November 22nd, 2016 at 5:06 PM ^

I'm in favor of axing most, if not all, of the sports that can't support themselves. I don't see why my tickets for football need to be so expensive so johnny tennis player or suzie rower can have an athletic scholarship to a sport no one cares about. Especially when you consider the disparity in facilities (meals, study hall, access to tutors, etc.) between athletes and regular students. At somepoint it gets to be a bit ridiculous when the athletes get the A+ stuff and regular students paying full price for everything get B+ facilities. It's untenable in the long run. 

jmblue

November 22nd, 2016 at 6:06 PM ^

It might surprise you to know that the concept of "athletic scholarships" only goes back a few decades.  For a long time, the guys playing at Michigan Stadium and elsewhere were all paying tuition like everyone else.  The athletic scholarship was invented as a recruiting tool for football (MSU actually pioneered this practice) and it's become this unwieldy beast that's contributing to athletic budgets everywhere collapsing.

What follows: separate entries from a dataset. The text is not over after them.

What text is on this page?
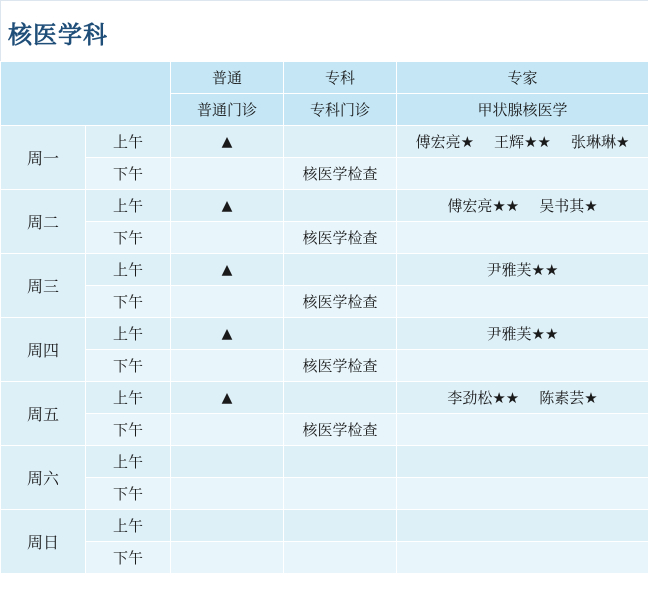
核医学科
		普通	专科	专家
		普通门诊	专科门诊	甲状腺核医学
周一	上午	▲		傅宏亮★ 王辉★★ 张琳琳★
	下午		核医学检查	
周二	上午	▲		傅宏亮★★ 吴书其★
	下午		核医学检查	
周三	上午	▲		尹雅芙★★
	下午		核医学检查	
周四	上午	▲		尹雅芙★★
	下午		核医学检查	
周五	上午	▲		李劲松★★ 陈素芸★
	下午		核医学检查	
周六	上午			
	下午			
周日	上午			
	下午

My argument is not that schools shouldn't field sports teams, but that they should be fiscally responsible in doing so.  We don't need a $20 million rowing facility.  

MaizeAndBlueWahoo

November 22nd, 2016 at 5:36 PM ^

That's an absolutely horrifying idea.  It should never see the light of day.  Without athletic scholarships to those other sports, they'd completely dry up at the high school level, too.  And many sports, like hockey or baseball, can support themselves at some schools but not others.  So if those that can't support them get rid of them, they'll likely find themselves unsupported at the other places, too, as the competition disappears.

College is where a lot of our best athletes train for things like the Olympics.  What you're proposing essentially says let's never be good at Olympic sports and let's never allow anyone to play a sport unless you're interested in that sport.  Oh, you say, but we would just establish Olympic training centers for all these great track stars and tennis players.  Yes, and how are we going to find them if high schools don't have those sports?  Again: No scholarships for anything but football or men's basketball means nobody would ever take an interest in anything but those sports.  Leading to the end of their existence in high school.  I like how you think that not only should girls have all their opportunities taken away, but boys too, unless they happen to be good at the sports you like.

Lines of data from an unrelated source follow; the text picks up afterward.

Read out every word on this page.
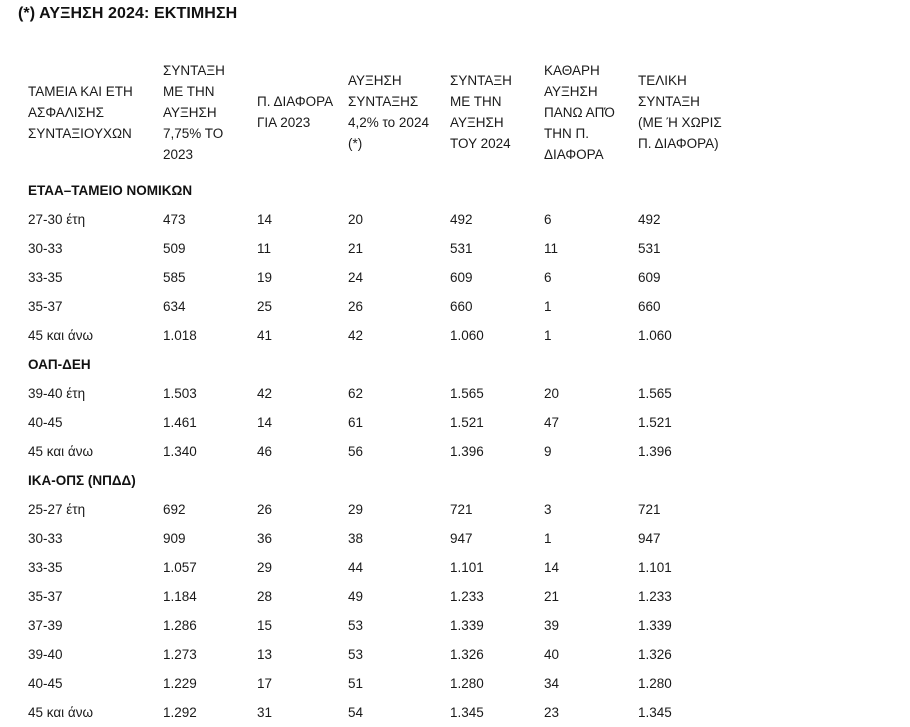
(*) ΑΥΞΗΣΗ 2024: ΕΚΤΙΜΗΣΗ
ΤΑΜΕΙΑ ΚΑΙ ΕΤΗ ΑΣΦΑΛΙΣΗΣ ΣΥΝΤΑΞΙΟΥΧΩΝ	ΣΥΝΤΑΞΗ ΜΕ ΤΗΝ ΑΥΞΗΣΗ 7,75% ΤΟ 2023	Π. ΔΙΑΦΟΡΑ ΓΙΑ 2023	ΑΥΞΗΣΗ ΣΥΝΤΑΞΗΣ 4,2% το 2024 (*)	ΣΥΝΤΑΞΗ ΜΕ ΤΗΝ ΑΥΞΗΣΗ ΤΟΥ 2024	ΚΑΘΑΡΗ ΑΥΞΗΣΗ ΠΑΝΩ ΑΠΌ ΤΗΝ Π. ΔΙΑΦΟΡΑ	ΤΕΛΙΚΗ ΣΥΝΤΑΞΗ (ΜΕ Ή ΧΩΡΙΣ Π. ΔΙΑΦΟΡΑ)
ΕΤΑΑ–ΤΑΜΕΙΟ ΝΟΜΙΚΩΝ						
27-30 έτη	473	14	20	492	6	492
30-33	509	11	21	531	11	531
33-35	585	19	24	609	6	609
35-37	634	25	26	660	1	660
45 και άνω	1.018	41	42	1.060	1	1.060
ΟΑΠ-ΔΕΗ						
39-40 έτη	1.503	42	62	1.565	20	1.565
40-45	1.461	14	61	1.521	47	1.521
45 και άνω	1.340	46	56	1.396	9	1.396
ΙΚΑ-ΟΠΣ (ΝΠΔΔ)						
25-27 έτη	692	26	29	721	3	721
30-33	909	36	38	947	1	947
33-35	1.057	29	44	1.101	14	1.101
35-37	1.184	28	49	1.233	21	1.233
37-39	1.286	15	53	1.339	39	1.339
39-40	1.273	13	53	1.326	40	1.326
40-45	1.229	17	51	1.280	34	1.280
45 και άνω	1.292	31	54	1.345	23	1.345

Worst idea ever.  I'd rather have Dave Brandon in charge of Michigan sports for eternity, than put your idea into place.

jmblue

November 22nd, 2016 at 6:02 PM ^

Your argument would only make sense to someone from the United States.  This notion that schools must field high-level sports teams is a particularly American thing.  Most of the university graduates worldwide - and even many in this country - attended institutions that either did not field sports teams at all or had club-level teams.  They find it utterly bizarre that we've let sports infiltrate our schools like this.

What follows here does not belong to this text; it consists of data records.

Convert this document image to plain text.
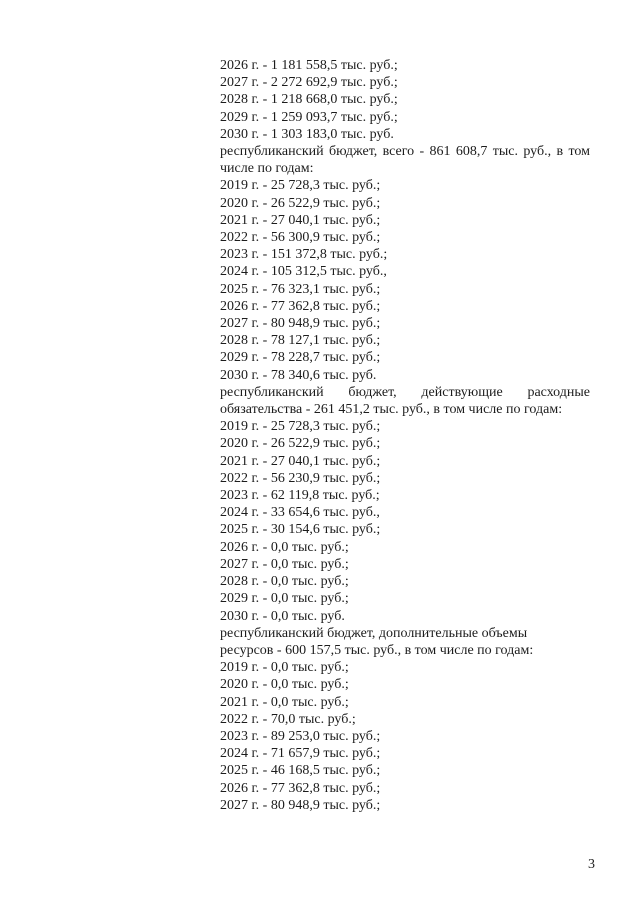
2026 г. - 1 181 558,5 тыс. руб.;
2027 г. - 2 272 692,9 тыс. руб.;
2028 г. - 1 218 668,0 тыс. руб.;
2029 г. - 1 259 093,7 тыс. руб.;
2030 г. - 1 303 183,0 тыс. руб.
республиканский бюджет, всего - 861 608,7 тыс. руб., в том числе по годам:
2019 г. - 25 728,3 тыс. руб.;
2020 г. - 26 522,9 тыс. руб.;
2021 г. - 27 040,1 тыс. руб.;
2022 г. - 56 300,9 тыс. руб.;
2023 г. - 151 372,8 тыс. руб.;
2024 г. - 105 312,5 тыс. руб.,
2025 г. - 76 323,1 тыс. руб.;
2026 г. - 77 362,8 тыс. руб.;
2027 г. - 80 948,9 тыс. руб.;
2028 г. - 78 127,1 тыс. руб.;
2029 г. - 78 228,7 тыс. руб.;
2030 г. - 78 340,6 тыс. руб.
республиканский бюджет, действующие расходные обязательства - 261 451,2 тыс. руб., в том числе по годам:
2019 г. - 25 728,3 тыс. руб.;
2020 г. - 26 522,9 тыс. руб.;
2021 г. - 27 040,1 тыс. руб.;
2022 г. - 56 230,9 тыс. руб.;
2023 г. - 62 119,8 тыс. руб.;
2024 г. - 33 654,6 тыс. руб.,
2025 г. - 30 154,6 тыс. руб.;
2026 г. - 0,0 тыс. руб.;
2027 г. - 0,0 тыс. руб.;
2028 г. - 0,0 тыс. руб.;
2029 г. - 0,0 тыс. руб.;
2030 г. - 0,0 тыс. руб.
республиканский бюджет, дополнительные объемы
ресурсов - 600 157,5 тыс. руб., в том числе по годам:
2019 г. - 0,0 тыс. руб.;
2020 г. - 0,0 тыс. руб.;
2021 г. - 0,0 тыс. руб.;
2022 г. - 70,0 тыс. руб.;
2023 г. - 89 253,0 тыс. руб.;
2024 г. - 71 657,9 тыс. руб.;
2025 г. - 46 168,5 тыс. руб.;
2026 г. - 77 362,8 тыс. руб.;
2027 г. - 80 948,9 тыс. руб.;
3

For the record, I don't have a problem with universities fielding teams in all these non-revenue sports, but I don't see the justification in spending enormous sums of money on them.  It makes no financial sense and just makes it more expensive to be a fan of the sports that actually do make money.

 

 

 

MaizeAndBlueWahoo

November 22nd, 2016 at 6:19 PM ^

Your argument would only make sense to someone from the United States.

I mean, what difference does that make?  We have our ways and they have theirs.  They also find it strange we care so much about football and use that word for a totally different sport than them.

The justification in spending enormous sums of money is that we have that money and have to spend it on something.  Do I like the incessant revenue chasing?  Not one iota.  But since they have it, what do they do with it?  I'm not in favor of paying players like professionals.  That would only drive the revenue chase into even more of an overdrive than it is now.  It might be a bit silly to build a $20 million rowing palace, but I have no problem with giving rowers the same support as football players.  The last thing I would want is for the level of support for various sports to be perfectly correlated with how much money they bring in.